7 TCGA-ESCA Cancer CT Imaging
Estimated size:3.79 GB
Download address:https://go.hyper.ai/eJWQt
TCGA – ESCA Cancer CT Images is a dataset related to esophageal cancer, published by the GDC Data Portal. It contains 5,271 data files from 185 people. The dataset aims to digitally track the entire cancer diagnosis and treatment process and record the examination results, prescriptions, and efficacy in the form of digital archives.
8 TCGA-KICH Cancer CT Imaging
Estimated size:1.62 GB
Download address:https://go.hyper.ai/iVUWA
TCGA – KICH Cancer CT Images is a dataset related to adenoma and adenocarcinoma, published by GDC Data Portal. It contains 2,325 data files from 113 people. The dataset aims to digitally track the entire cancer diagnosis and treatment process and record the examination results, prescriptions, and efficacy in the form of digital archives.
9 Cancer CT image data
Estimated size:367.88 MB
Download address:https://go.hyper.ai/tsMh5
CT Medical Image Analysis Tutorial: CT images from cancer imaging archive with contrast and patient age Dataset is a cancer CT image dataset released by Kaggle in 2016. The related paper is "Radiology Data from The Cancer Genome Atlas Lung Adenocarcinoma [TCGA-LUAD] collection".

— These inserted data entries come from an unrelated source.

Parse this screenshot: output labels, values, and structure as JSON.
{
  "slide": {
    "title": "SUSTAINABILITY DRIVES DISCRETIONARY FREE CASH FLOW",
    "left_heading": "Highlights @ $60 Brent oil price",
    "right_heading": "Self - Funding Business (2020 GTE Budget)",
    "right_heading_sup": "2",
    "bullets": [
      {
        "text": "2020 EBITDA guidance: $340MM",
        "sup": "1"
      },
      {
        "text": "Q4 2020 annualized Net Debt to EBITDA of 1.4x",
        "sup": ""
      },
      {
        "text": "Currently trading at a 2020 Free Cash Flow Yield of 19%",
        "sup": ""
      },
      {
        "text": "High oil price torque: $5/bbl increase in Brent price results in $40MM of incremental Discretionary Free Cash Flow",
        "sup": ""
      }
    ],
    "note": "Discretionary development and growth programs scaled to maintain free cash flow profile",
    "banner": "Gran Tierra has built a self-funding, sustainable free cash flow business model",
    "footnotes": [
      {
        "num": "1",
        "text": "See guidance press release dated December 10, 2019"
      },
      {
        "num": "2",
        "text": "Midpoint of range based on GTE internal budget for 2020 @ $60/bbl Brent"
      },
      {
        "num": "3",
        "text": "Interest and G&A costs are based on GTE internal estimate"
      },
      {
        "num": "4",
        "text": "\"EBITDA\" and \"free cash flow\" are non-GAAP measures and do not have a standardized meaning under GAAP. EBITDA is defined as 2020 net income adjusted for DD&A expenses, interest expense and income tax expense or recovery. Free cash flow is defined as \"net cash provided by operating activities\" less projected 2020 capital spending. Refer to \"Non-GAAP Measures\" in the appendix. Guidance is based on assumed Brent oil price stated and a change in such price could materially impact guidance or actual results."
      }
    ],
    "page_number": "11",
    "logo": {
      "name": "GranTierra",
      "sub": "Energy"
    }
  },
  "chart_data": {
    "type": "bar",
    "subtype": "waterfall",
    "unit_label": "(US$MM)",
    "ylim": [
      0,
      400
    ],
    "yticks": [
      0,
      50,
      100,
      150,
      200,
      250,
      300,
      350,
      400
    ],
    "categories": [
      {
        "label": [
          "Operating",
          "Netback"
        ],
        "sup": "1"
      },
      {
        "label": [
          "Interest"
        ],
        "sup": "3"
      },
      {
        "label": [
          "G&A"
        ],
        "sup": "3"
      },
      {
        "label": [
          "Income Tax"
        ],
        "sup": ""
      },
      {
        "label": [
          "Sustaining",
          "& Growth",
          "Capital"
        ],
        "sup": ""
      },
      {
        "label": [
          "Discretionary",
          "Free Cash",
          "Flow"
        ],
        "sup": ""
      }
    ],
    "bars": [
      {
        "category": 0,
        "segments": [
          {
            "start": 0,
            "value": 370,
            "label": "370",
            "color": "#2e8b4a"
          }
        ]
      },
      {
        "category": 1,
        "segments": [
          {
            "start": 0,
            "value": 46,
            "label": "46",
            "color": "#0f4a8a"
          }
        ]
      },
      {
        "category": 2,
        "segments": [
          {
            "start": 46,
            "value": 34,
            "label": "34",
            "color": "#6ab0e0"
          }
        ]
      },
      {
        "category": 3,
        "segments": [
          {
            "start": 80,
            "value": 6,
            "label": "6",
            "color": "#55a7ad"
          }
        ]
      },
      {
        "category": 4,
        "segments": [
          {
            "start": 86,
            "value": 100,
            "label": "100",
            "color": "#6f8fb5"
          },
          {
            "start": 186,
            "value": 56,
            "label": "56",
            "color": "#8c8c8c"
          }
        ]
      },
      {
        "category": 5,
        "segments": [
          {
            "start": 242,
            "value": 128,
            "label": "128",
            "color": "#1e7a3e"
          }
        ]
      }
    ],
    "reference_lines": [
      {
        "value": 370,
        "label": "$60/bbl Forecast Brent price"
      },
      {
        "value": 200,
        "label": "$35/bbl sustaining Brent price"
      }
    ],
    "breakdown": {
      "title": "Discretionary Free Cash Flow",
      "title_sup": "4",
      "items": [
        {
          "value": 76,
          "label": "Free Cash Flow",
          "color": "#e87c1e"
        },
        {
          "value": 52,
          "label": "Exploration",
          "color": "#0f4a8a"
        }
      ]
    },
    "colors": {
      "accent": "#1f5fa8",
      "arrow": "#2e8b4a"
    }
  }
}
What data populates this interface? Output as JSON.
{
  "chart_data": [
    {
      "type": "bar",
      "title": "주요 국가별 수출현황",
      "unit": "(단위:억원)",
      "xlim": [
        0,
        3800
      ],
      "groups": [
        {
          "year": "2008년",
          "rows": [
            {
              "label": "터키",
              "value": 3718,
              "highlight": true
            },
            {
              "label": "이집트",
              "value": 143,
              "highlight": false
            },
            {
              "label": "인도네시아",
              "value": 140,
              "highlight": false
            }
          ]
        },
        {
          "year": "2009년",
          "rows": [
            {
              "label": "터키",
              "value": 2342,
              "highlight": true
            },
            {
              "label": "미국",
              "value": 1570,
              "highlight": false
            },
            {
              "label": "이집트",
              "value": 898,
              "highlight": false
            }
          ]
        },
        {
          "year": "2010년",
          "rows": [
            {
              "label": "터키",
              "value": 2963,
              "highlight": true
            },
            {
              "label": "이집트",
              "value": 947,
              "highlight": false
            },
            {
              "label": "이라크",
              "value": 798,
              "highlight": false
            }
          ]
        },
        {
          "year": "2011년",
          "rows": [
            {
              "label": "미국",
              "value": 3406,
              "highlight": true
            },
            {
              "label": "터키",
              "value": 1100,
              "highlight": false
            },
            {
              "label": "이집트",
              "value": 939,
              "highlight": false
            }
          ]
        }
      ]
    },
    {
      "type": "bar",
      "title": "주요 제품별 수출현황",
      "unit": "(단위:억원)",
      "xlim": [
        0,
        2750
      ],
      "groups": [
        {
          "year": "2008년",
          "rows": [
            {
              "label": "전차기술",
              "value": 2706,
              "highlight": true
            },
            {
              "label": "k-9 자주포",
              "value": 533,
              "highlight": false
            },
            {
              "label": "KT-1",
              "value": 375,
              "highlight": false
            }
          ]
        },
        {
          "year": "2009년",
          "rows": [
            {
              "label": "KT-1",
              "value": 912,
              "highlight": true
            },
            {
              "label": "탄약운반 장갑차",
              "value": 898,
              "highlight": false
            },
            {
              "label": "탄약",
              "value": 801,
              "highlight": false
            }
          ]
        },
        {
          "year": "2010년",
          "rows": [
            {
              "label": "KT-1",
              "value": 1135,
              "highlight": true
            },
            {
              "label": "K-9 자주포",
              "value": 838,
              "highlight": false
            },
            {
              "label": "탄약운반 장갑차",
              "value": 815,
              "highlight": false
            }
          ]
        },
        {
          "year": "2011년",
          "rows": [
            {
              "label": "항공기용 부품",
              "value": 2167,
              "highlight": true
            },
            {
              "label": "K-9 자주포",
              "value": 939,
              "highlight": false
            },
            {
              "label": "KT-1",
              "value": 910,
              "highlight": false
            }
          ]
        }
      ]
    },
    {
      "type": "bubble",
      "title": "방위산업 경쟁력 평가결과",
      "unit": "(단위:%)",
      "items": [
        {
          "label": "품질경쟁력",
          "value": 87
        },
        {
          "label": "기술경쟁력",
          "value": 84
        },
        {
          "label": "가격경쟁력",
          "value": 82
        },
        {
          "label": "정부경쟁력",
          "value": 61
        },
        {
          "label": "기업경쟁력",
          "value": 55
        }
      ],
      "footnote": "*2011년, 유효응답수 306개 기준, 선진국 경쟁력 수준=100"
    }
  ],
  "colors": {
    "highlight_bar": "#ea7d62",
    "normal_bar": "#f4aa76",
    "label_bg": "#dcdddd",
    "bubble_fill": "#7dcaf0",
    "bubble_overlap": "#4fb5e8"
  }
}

It contains 475 case CT images of 69 patients to examine and compare the association between patient age and CT image data, and it is a part of the TCGA-LUAD lung cancer CT image database.
10 MURA bone X-ray dataset
Estimated size:6.74 GB
Download address:https://go.hyper.ai/DlGYH
MURA Dataset is a large bone X-ray dataset that aims to determine whether bones are normal through X-rays. The dataset was released by Stanford University in 2017. The related paper is "MURA: Large Dataset for Abnormality Detection in Musculoskeletal Radiographs".
The publisher hopes that the dataset will lead to significant advances in medical imaging techniques that can make diagnoses at an expert level to improve health care in areas with a limited number of radiologists.